From 7c44782030bbd84c7e4e01382e3b31603ba18976 Mon Sep 17 00:00:00 2001
From: zslade <zoe.slade@gmail.com>
Date: Tue, 9 Jan 2024 17:13:45 +0000
Subject: [PATCH 01/12] update sampling logic for density

---
 splink/cluster_studio.py | 49 ++++++++++++++++++++++++----------------
 1 file changed, 29 insertions(+), 20 deletions(-)

diff --git a/splink/cluster_studio.py b/splink/cluster_studio.py
index a000d34a4a..940d542dae 100644
--- a/splink/cluster_studio.py
+++ b/splink/cluster_studio.py
@@ -228,41 +228,48 @@ def _get_cluster_id_of_each_size(
     return df_cluster_sample_with_size.as_record_dict()
 
 
-def _get_lowest_density_cluster_ids(
+def _get_lowest_density_clusters(
     linker: "Linker",
     df_cluster_metrics: SplinkDataFrame,
-    sample_size: int,
+    rows_per_partition: int,
     min_nodes: int,
 ):
-    """Retrieves cluster IDs based on density metric, ordered from least to
-    most dense.
+    """Samples lowest density clusters stratified by size.
 
     Args:
         linker: An instance of the Splink Linker class.
         df_cluster_metrics (SplinkDataFrame): dataframe containing
-        cluster metrics, including density.
-        sample_size (int): size of sample returned.
+        cluster metrics including density.
+        rows_per_partition (int):
         min_nodes (int): The minimum number of nodes a cluster must contain
         to be included in the sample.
 
     Returns:
-        list: A list of cluster IDs based on density metric, ordered from least to
-        most dense.
+        list: A list of cluster IDs of the least dense clusters across different sizes
     """
-    # Ordering: least dense clusters first
+
     sql = f"""
-    SELECT cluster_id
-    FROM {df_cluster_metrics.physical_name}
-    WHERE n_nodes >= {min_nodes}
-    ORDER BY density
-    LIMIT {sample_size}
+    select
+        cluster_id,
+        n_nodes as cluster_size,
+        row_number() over (partition by n_nodes order by density) as row_num
+    from {df_cluster_metrics.physical_name}
+    where n_nodes >= {min_nodes}
     """
 
-    df_density_sample = linker._sql_to_splink_dataframe_checking_cache(
-        sql, "__splink__density_sample"
-    )
+    linker._enqueue_sql(sql, "__splink__partition_clusters_by_size")
+
+    sql = f"""
+    select
+        cluster_id
+    from __splink__partition_clusters_by_size
+    where row_num <= {rows_per_partition}
+    """
+
+    linker._enqueue_sql(sql, "__splink__lowest_density_clusters")
+    df_cluster_sample_lowest_density = linker._execute_sql_pipeline()
 
-    return [r["cluster_id"] for r in df_density_sample.as_record_dict()]
+    return [r["cluster_id"] for r in df_cluster_sample_lowest_density.as_record_dict()]
 
 
 def render_splink_cluster_studio_html(
@@ -310,9 +317,11 @@ def render_splink_cluster_studio_html(
             else:
                 # Using sensible default for min_nodes. Might become option
                 # for users in future
-                cluster_ids = _get_lowest_density_cluster_ids(
-                    linker, _df_cluster_metrics, sample_size, min_nodes=3
+                cluster_ids = _get_lowest_density_clusters(
+                    linker, _df_cluster_metrics, 1, 3
                 )
+                if len(cluster_ids) > sample_size:
+                    cluster_ids = random.sample(cluster_ids, k=sample_size)
 
     cluster_recs = df_clusters_as_records(linker, df_clustered_nodes, cluster_ids)
     df_nodes = create_df_nodes(linker, df_clustered_nodes, cluster_ids)

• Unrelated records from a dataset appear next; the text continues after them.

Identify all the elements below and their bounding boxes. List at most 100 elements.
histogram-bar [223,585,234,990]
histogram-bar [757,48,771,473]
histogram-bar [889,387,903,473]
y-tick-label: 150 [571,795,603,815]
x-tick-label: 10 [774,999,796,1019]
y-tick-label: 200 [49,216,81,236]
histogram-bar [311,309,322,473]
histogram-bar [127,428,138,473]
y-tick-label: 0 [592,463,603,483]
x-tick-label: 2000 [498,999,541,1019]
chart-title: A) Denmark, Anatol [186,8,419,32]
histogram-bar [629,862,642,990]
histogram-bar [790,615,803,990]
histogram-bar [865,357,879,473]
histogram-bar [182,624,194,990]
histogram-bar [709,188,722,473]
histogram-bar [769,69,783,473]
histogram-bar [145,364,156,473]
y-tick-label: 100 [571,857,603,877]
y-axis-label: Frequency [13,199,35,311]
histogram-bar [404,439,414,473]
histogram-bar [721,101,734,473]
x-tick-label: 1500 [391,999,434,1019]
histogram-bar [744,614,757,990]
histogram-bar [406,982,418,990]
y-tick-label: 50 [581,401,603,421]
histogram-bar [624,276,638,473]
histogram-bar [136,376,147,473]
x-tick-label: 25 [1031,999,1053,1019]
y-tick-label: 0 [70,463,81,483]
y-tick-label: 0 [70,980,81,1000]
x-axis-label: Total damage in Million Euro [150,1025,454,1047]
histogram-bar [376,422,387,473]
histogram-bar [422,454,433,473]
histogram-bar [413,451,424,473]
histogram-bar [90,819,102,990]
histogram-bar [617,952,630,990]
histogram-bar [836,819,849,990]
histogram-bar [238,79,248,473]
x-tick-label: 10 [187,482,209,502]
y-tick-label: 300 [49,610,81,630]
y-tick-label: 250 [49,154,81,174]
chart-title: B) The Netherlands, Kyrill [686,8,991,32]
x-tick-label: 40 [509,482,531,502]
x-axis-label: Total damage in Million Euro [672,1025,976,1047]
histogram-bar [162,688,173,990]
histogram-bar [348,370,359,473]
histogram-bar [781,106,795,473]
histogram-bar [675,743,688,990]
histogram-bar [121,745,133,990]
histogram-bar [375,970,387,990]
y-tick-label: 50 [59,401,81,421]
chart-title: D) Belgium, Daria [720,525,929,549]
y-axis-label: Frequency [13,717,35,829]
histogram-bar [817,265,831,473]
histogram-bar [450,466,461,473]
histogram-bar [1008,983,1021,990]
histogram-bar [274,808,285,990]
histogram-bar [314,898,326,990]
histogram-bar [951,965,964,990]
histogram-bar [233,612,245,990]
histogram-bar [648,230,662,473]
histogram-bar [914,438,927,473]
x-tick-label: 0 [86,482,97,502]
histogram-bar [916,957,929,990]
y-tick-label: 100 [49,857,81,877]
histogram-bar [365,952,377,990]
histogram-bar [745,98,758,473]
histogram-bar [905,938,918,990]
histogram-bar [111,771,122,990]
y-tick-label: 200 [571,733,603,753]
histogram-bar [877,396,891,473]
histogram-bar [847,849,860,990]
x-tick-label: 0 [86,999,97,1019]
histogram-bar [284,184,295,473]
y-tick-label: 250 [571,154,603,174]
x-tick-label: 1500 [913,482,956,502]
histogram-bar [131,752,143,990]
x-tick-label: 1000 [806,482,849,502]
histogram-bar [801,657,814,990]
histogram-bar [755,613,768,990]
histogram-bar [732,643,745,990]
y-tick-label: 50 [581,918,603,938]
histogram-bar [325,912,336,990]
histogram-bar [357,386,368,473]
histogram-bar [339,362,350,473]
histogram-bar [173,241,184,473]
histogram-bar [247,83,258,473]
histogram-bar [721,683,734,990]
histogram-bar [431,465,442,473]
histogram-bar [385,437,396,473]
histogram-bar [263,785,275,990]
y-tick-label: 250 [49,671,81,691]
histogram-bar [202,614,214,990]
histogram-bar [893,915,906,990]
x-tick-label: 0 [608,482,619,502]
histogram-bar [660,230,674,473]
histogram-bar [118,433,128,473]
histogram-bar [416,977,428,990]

From 8a541c7fc24d3ccb7e4e4f4921933e393fa9a009 Mon Sep 17 00:00:00 2001
From: zslade <zoe.slade@gmail.com>
Date: Tue, 9 Jan 2024 18:14:53 +0000
Subject: [PATCH 02/12] update doc string and variable names

---
 splink/cluster_studio.py | 11 ++++++-----
 1 file changed, 6 insertions(+), 5 deletions(-)

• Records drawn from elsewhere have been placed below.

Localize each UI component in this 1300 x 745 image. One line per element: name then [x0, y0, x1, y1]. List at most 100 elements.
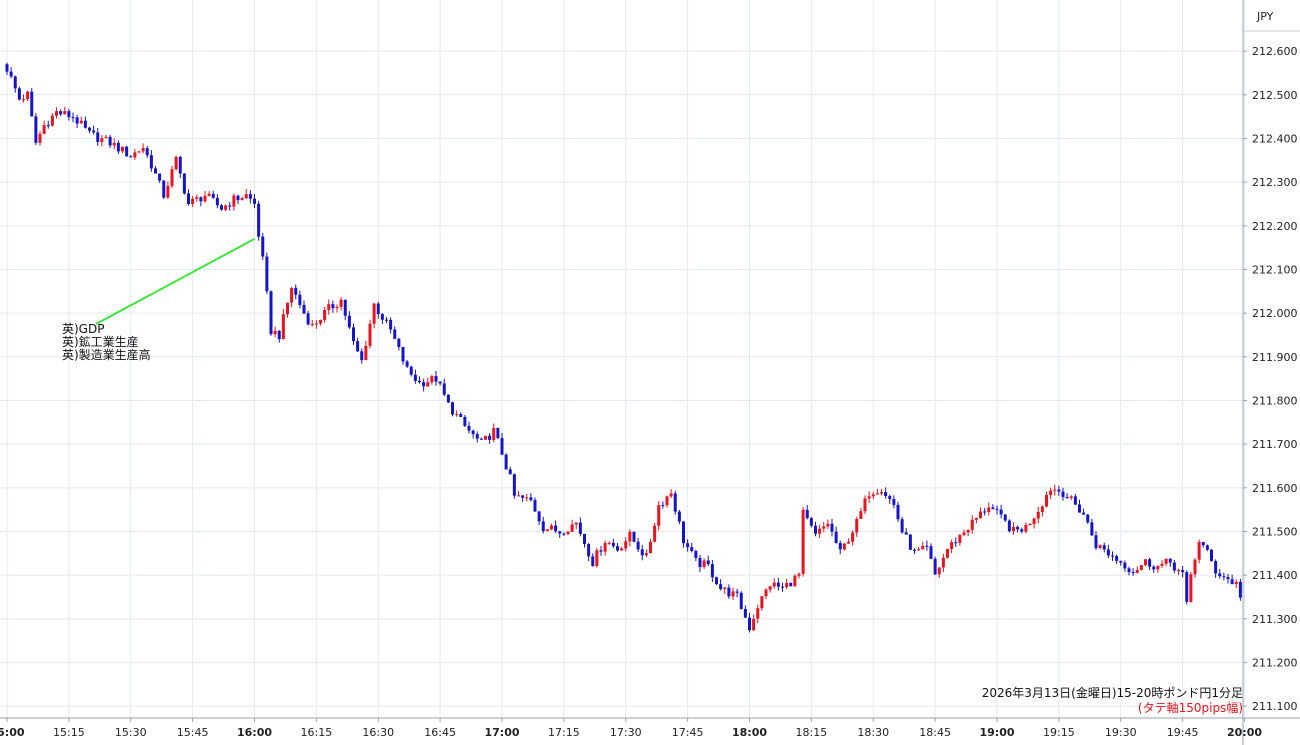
candle-body-down [442, 383, 446, 395]
candle [314, 319, 318, 329]
candle [364, 340, 368, 361]
candle-body-down [265, 256, 269, 292]
candle-body-down [211, 193, 215, 198]
candle [884, 487, 888, 499]
candle-body-down [814, 525, 817, 534]
candle-body-up [723, 587, 727, 590]
candle-body-up [974, 518, 978, 520]
candle-body-down [145, 148, 149, 156]
candle-body-up [760, 596, 764, 609]
candle-body-up [644, 553, 648, 556]
candle [756, 604, 760, 624]
candle-body-down [34, 116, 38, 143]
candle-body-up [426, 382, 430, 387]
candle-body-down [1065, 496, 1069, 498]
candle [484, 435, 487, 441]
candle-body-down [479, 438, 483, 440]
candle [1177, 568, 1180, 575]
candle-body-up [917, 549, 921, 551]
candle-body-up [286, 302, 289, 315]
candle-body-down [533, 500, 537, 512]
time-tick-label: 15:30 [115, 726, 147, 739]
candle-body-up [768, 586, 772, 590]
candle-body-down [257, 203, 261, 237]
candle-body-up [1144, 559, 1147, 566]
candle [739, 591, 743, 610]
candle [1218, 569, 1222, 579]
candle-body-up [339, 299, 343, 307]
candle-body-down [253, 198, 256, 204]
candle [624, 537, 628, 552]
candle [842, 543, 846, 551]
candle [958, 533, 962, 546]
candle [781, 582, 784, 592]
candle-body-down [178, 156, 182, 174]
candle [669, 489, 673, 498]
candle [723, 586, 727, 594]
candle [962, 529, 966, 537]
candle [595, 547, 599, 568]
candle-body-down [438, 381, 442, 384]
candle [108, 134, 112, 148]
candle [121, 146, 124, 154]
candle [347, 310, 351, 330]
candle-body-up [1024, 524, 1028, 532]
candle [558, 530, 562, 539]
candle-body-up [310, 324, 314, 326]
candle-body-down [578, 522, 582, 534]
candle-body-down [360, 351, 364, 361]
candle-body-up [335, 306, 339, 309]
candle [1201, 541, 1205, 548]
candle-body-up [141, 148, 145, 152]
price-tick-label: 212.600 [1252, 45, 1298, 58]
candle-body-down [558, 531, 562, 534]
candle-body-up [232, 195, 236, 207]
candle [698, 555, 702, 573]
candle [178, 155, 182, 179]
candle [199, 196, 203, 207]
candle [562, 532, 566, 536]
candle-body-down [1210, 549, 1213, 562]
candle [896, 501, 900, 522]
candle [710, 560, 714, 583]
candle-body-down [129, 156, 133, 158]
candle [1061, 487, 1065, 501]
candle-body-down [1115, 556, 1119, 561]
candle [999, 504, 1003, 519]
candle-body-down [1003, 514, 1007, 521]
candle [525, 493, 529, 502]
candle [310, 320, 314, 327]
candle [1160, 560, 1164, 568]
candle [653, 523, 657, 543]
candle [991, 504, 995, 510]
candle-body-up [104, 136, 108, 139]
candle-body-up [38, 133, 42, 143]
time-tick-label: 15:00 [0, 726, 25, 739]
candle [125, 145, 129, 157]
candle [290, 287, 294, 308]
candle [154, 166, 157, 174]
candle [385, 316, 388, 324]
candle [1049, 487, 1053, 500]
candle-body-down [900, 519, 904, 533]
candle-body-down [236, 195, 240, 201]
candle-body-up [1028, 523, 1032, 525]
candle-body-down [422, 382, 426, 387]
candle [236, 194, 240, 204]
candle [950, 539, 954, 554]
candle [574, 522, 578, 530]
candle [834, 526, 838, 544]
time-tick-label: 18:45 [919, 726, 951, 739]
candle-body-down [599, 550, 603, 552]
candle [430, 374, 434, 385]
candle-body-down [125, 146, 129, 157]
candle-body-down [1238, 581, 1242, 598]
candle [801, 507, 805, 577]
candle-body-up [665, 496, 669, 506]
candle-body-up [826, 523, 830, 527]
candle [133, 148, 137, 160]
candle-body-up [921, 545, 925, 550]
candle-body-down [809, 518, 813, 526]
price-tick-label: 211.200 [1252, 657, 1298, 670]
candle-body-down [1016, 526, 1020, 530]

diff --git a/splink/cluster_studio.py b/splink/cluster_studio.py
index 940d542dae..6706f50b7f 100644
--- a/splink/cluster_studio.py
+++ b/splink/cluster_studio.py
@@ -234,18 +234,19 @@ def _get_lowest_density_clusters(
     rows_per_partition: int,
     min_nodes: int,
 ):
-    """Samples lowest density clusters stratified by size.
+    """Returns cluster ids of lowest density clusters across different sized clusters
+    by performing stratified sampling.
 
     Args:
         linker: An instance of the Splink Linker class.
         df_cluster_metrics (SplinkDataFrame): dataframe containing
         cluster metrics including density.
-        rows_per_partition (int):
-        min_nodes (int): The minimum number of nodes a cluster must contain
+        rows_per_partition (int): number of rows in each strata (partition)
+        min_nodes (int): minimum number of nodes a cluster must contain
         to be included in the sample.
 
     Returns:
-        list: A list of cluster IDs of the least dense clusters across different sizes
+        list: A list of cluster ids of lowest density clusters of different sizes
     """
 
     sql = f"""
@@ -307,7 +308,7 @@ def render_splink_cluster_studio_html(
             ]
             cluster_ids = [c["cluster_id"] for c in cluster_ids]
             named_clusters_dict = dict(zip(cluster_ids, cluster_names))
-        if sampling_method == "lowest_density_clusters":
+        if sampling_method == "lowest_density_by_size":
             if _df_cluster_metrics is None:
                 raise SplinkException(
                     """To sample by density, you must provide a cluster metrics table

From 58104710d66299926fb704b2acaec2041798bed5 Mon Sep 17 00:00:00 2001
From: zslade <zoe.slade@gmail.com>
Date: Wed, 10 Jan 2024 11:09:46 +0000
Subject: [PATCH 03/12] update docstring

---
 splink/cluster_studio.py | 8 ++++----
 1 file changed, 4 insertions(+), 4 deletions(-)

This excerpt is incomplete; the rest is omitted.